Is it possible to compute $P(X\mid Y,Z)$ by calculating $P(X\mid Y)$ given the probability $P(\cdot\mid Z)$? Similarly, is it possible to get at the density $f_{X\mid Y,Z}$ by calculating the desity $f_{X\mid Y}$ given $P(\cdot\mid Z)$?
More precisely, let $(\Omega,\mathcal{A},P)$ be a probability space and let $X,Y,Z$ be random variables.
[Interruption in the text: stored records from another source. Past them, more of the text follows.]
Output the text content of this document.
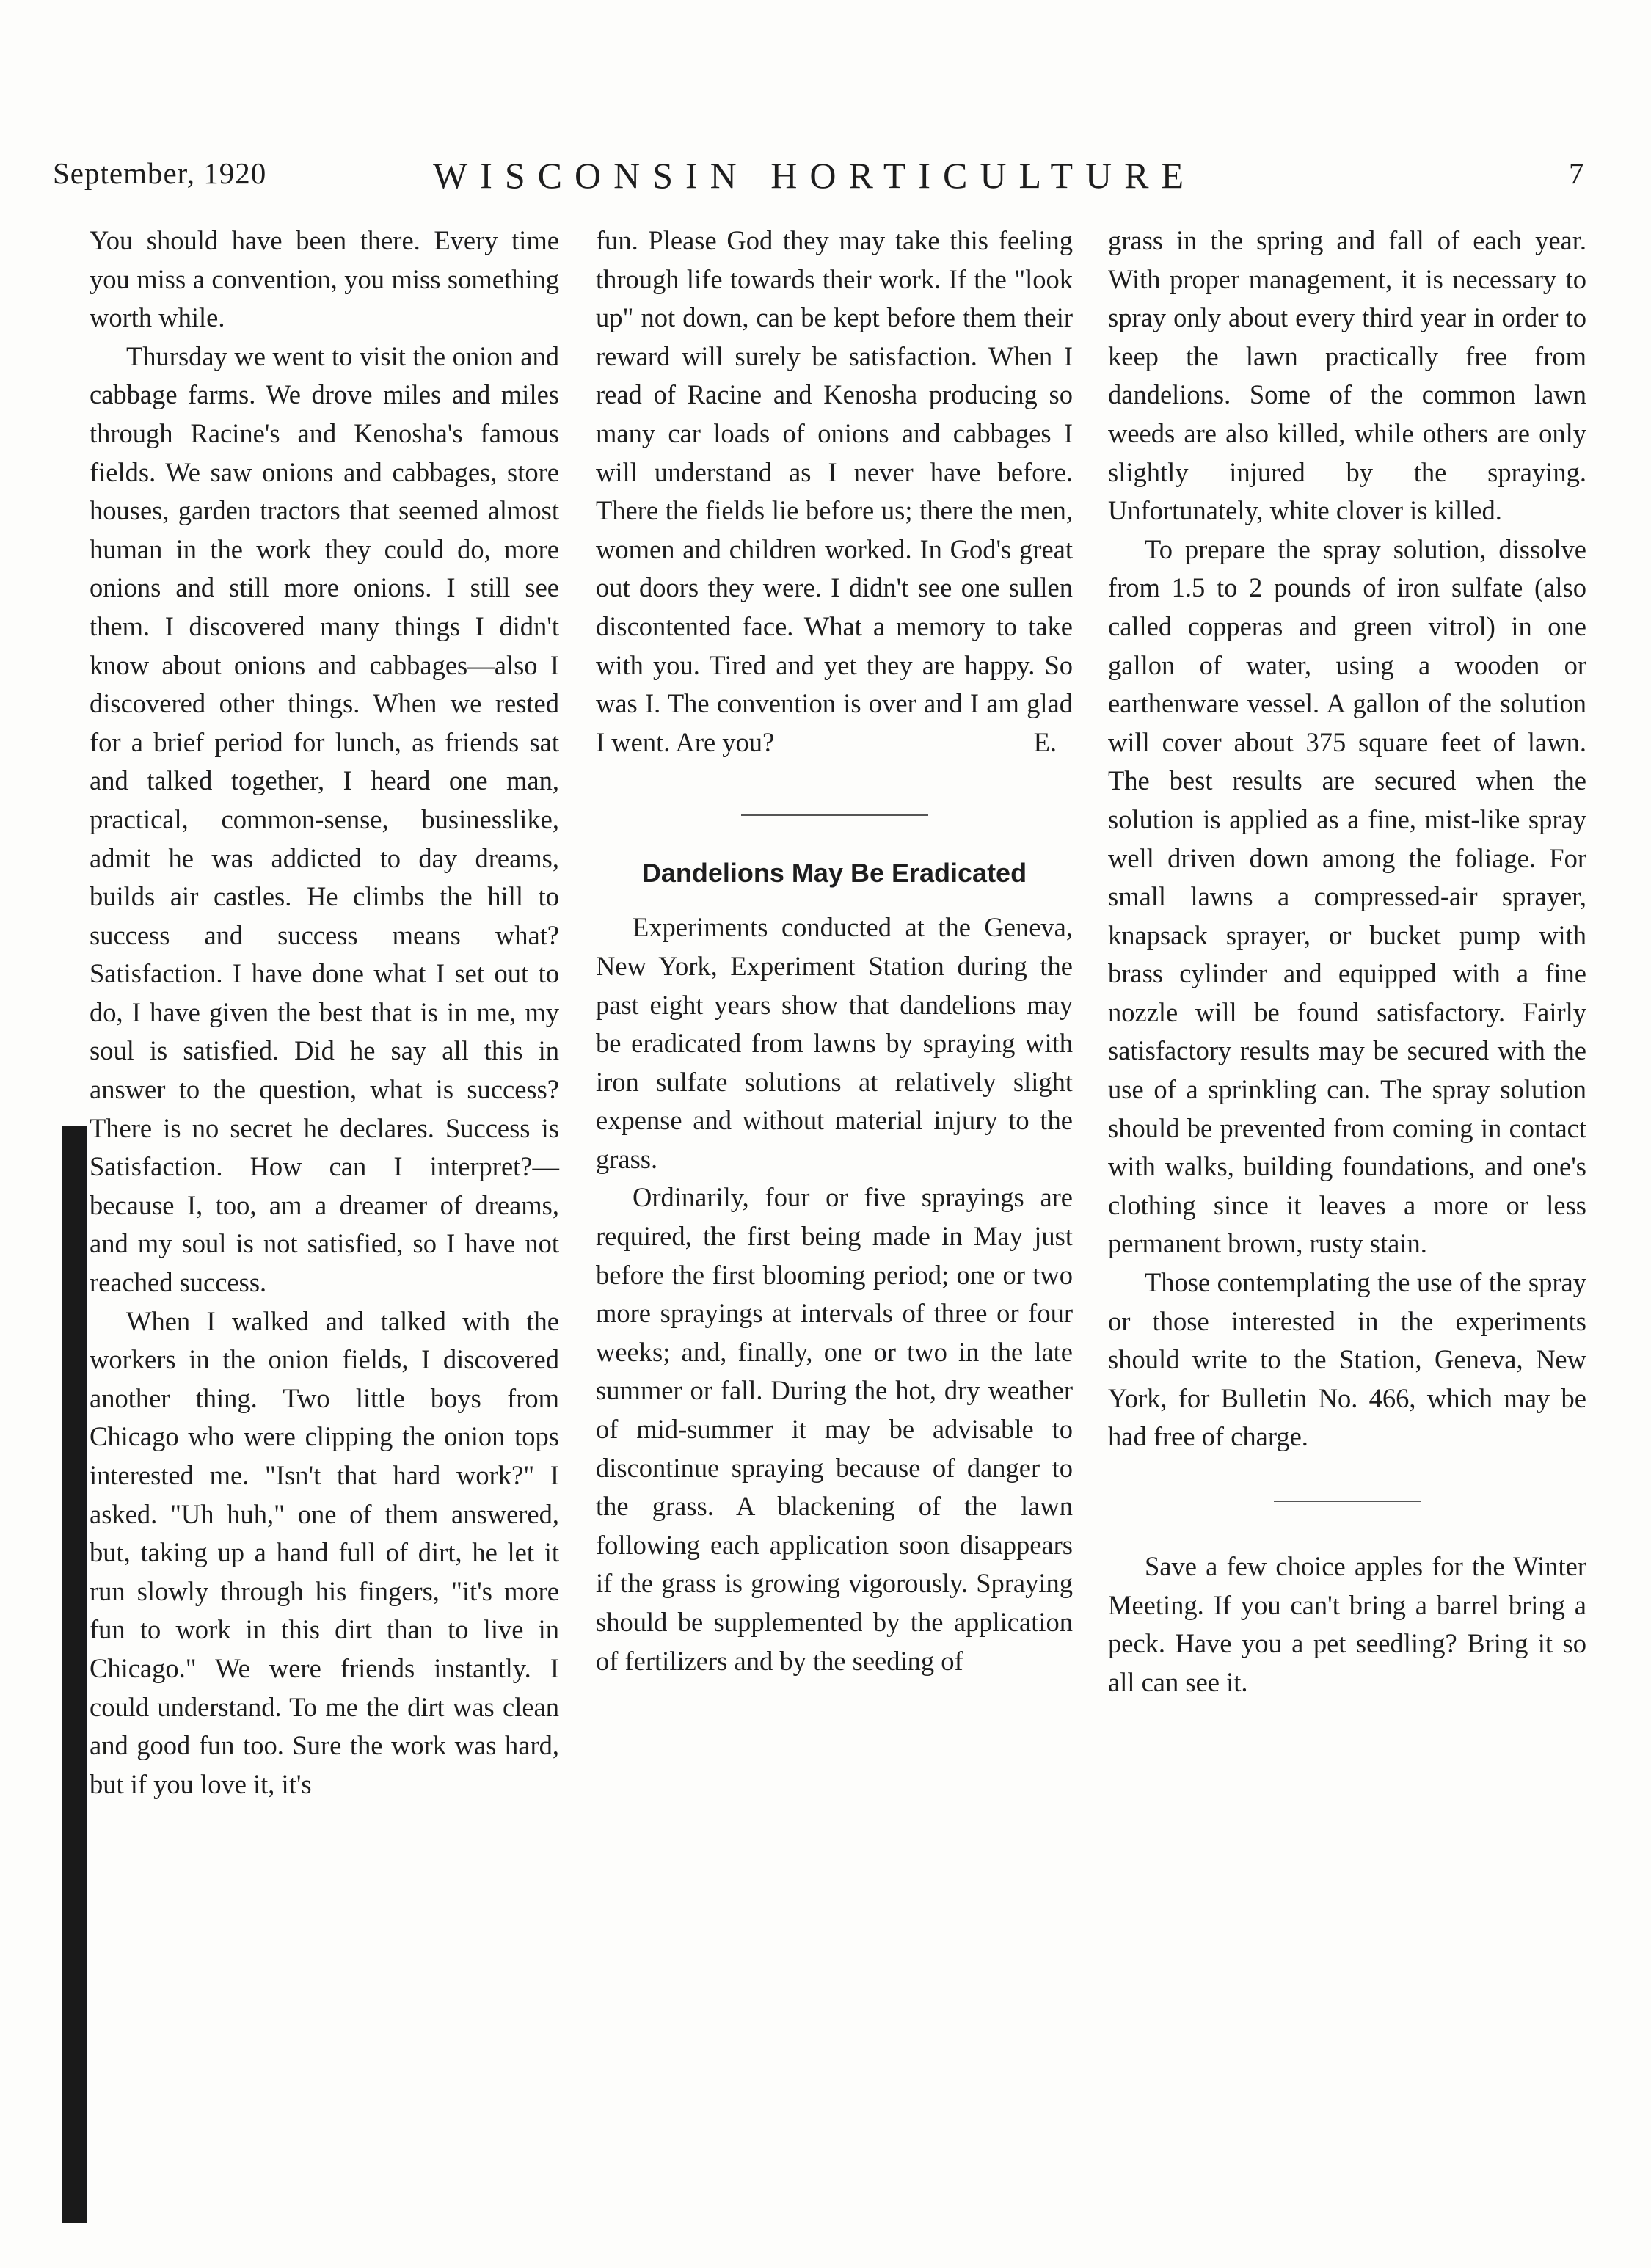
September, 1920	WISCONSIN HORTICULTURE	7

You should have been there. Every time you miss a convention, you miss something worth while.

Thursday we went to visit the onion and cabbage farms. We drove miles and miles through Racine's and Kenosha's famous fields. We saw onions and cabbages, store houses, garden tractors that seemed almost human in the work they could do, more onions and still more onions. I still see them. I discovered many things I didn't know about onions and cabbages—also I discovered other things. When we rested for a brief period for lunch, as friends sat and talked together, I heard one man, practical, common-sense, businesslike, admit he was addicted to day dreams, builds air castles. He climbs the hill to success and success means what? Satisfaction. I have done what I set out to do, I have given the best that is in me, my soul is satisfied. Did he say all this in answer to the question, what is success? There is no secret he declares. Success is Satisfaction. How can I interpret?—because I, too, am a dreamer of dreams, and my soul is not satisfied, so I have not reached success.

When I walked and talked with the workers in the onion fields, I discovered another thing. Two little boys from Chicago who were clipping the onion tops interested me. "Isn't that hard work?" I asked. "Uh huh," one of them answered, but, taking up a hand full of dirt, he let it run slowly through his fingers, "it's more fun to work in this dirt than to live in Chicago." We were friends instantly. I could understand. To me the dirt was clean and good fun too. Sure the work was hard, but if you love it, it's

fun. Please God they may take this feeling through life towards their work. If the "look up" not down, can be kept before them their reward will surely be satisfaction. When I read of Racine and Kenosha producing so many car loads of onions and cabbages I will understand as I never have before. There the fields lie before us; there the men, women and children worked. In God's great out doors they were. I didn't see one sullen discontented face. What a memory to take with you. Tired and yet they are happy. So was I. The convention is over and I am glad I went. Are you?	E.

Dandelions May Be Eradicated

Experiments conducted at the Geneva, New York, Experiment Station during the past eight years show that dandelions may be eradicated from lawns by spraying with iron sulfate solutions at relatively slight expense and without material injury to the grass.

Ordinarily, four or five sprayings are required, the first being made in May just before the first blooming period; one or two more sprayings at intervals of three or four weeks; and, finally, one or two in the late summer or fall. During the hot, dry weather of mid-summer it may be advisable to discontinue spraying because of danger to the grass. A blackening of the lawn following each application soon disappears if the grass is growing vigorously. Spraying should be supplemented by the application of fertilizers and by the seeding of

grass in the spring and fall of each year. With proper management, it is necessary to spray only about every third year in order to keep the lawn practically free from dandelions. Some of the common lawn weeds are also killed, while others are only slightly injured by the spraying. Unfortunately, white clover is killed.

To prepare the spray solution, dissolve from 1.5 to 2 pounds of iron sulfate (also called copperas and green vitrol) in one gallon of water, using a wooden or earthenware vessel. A gallon of the solution will cover about 375 square feet of lawn. The best results are secured when the solution is applied as a fine, mist-like spray well driven down among the foliage. For small lawns a compressed-air sprayer, knapsack sprayer, or bucket pump with brass cylinder and equipped with a fine nozzle will be found satisfactory. Fairly satisfactory results may be secured with the use of a sprinkling can. The spray solution should be prevented from coming in contact with walks, building foundations, and one's clothing since it leaves a more or less permanent brown, rusty stain.

Those contemplating the use of the spray or those interested in the experiments should write to the Station, Geneva, New York, for Bulletin No. 466, which may be had free of charge.

Save a few choice apples for the Winter Meeting. If you can't bring a barrel bring a peck. Have you a pet seedling? Bring it so all can see it.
Consider the conditional probability induced on $\mathcal{A}$ by conditioning on $Z$: $P(\cdot\mid Z=z)$. Suppose for each $z$ we calculate the conditional distribution $P(X\mid Y=y)$ in the modifed probability space $(\Omega,\mathcal{A},P(\cdot\mid Z))$. Is the resulting function of $(y,z)$ equal to the conditional distribution $P(X\mid Y=y, Z=z)$?
Suppose for each $z$ the conditional density $f_{X\mid Y}$ exists given the modified probability space described above. Is the resulting function of $(y,z)$ equal to the conditional density $f_{X\mid Y,Z}$?
Best Answer
For every $z$, let $Q_z=P(\ \mid Z=z)$, your question is whether for every $(x,y)$, $$ Q_z(X=x\mid Y=y)=P(X=x\mid Y=y,Z=z). $$ The answer is "yes", since, by definition, $$ Q_z(X=x\mid Y=y)=\frac{Q_z(X=x,Y=y)}{Q_z(Y=y)}=\frac{P(X=x,Y=y\mid Z=z)}{P(Y=y\mid Z=z)}, $$ that is, $$ Q_z(X=x\mid Y=y)=\frac{P(X=x,Y=y, Z=z)}{P(Y=y, Z=z)}=P(X=x\mid Y=y,Z=z). $$ In particular, if, for every $z$, $f_{X\mid Y}^{(z)}$ is the density of $X$ conditionally on $Y$ with respect to $Q_z$, then $f_{X\mid Y}^{(Z)}$ is the density of $X$ conditionally on $(Y,Z)$.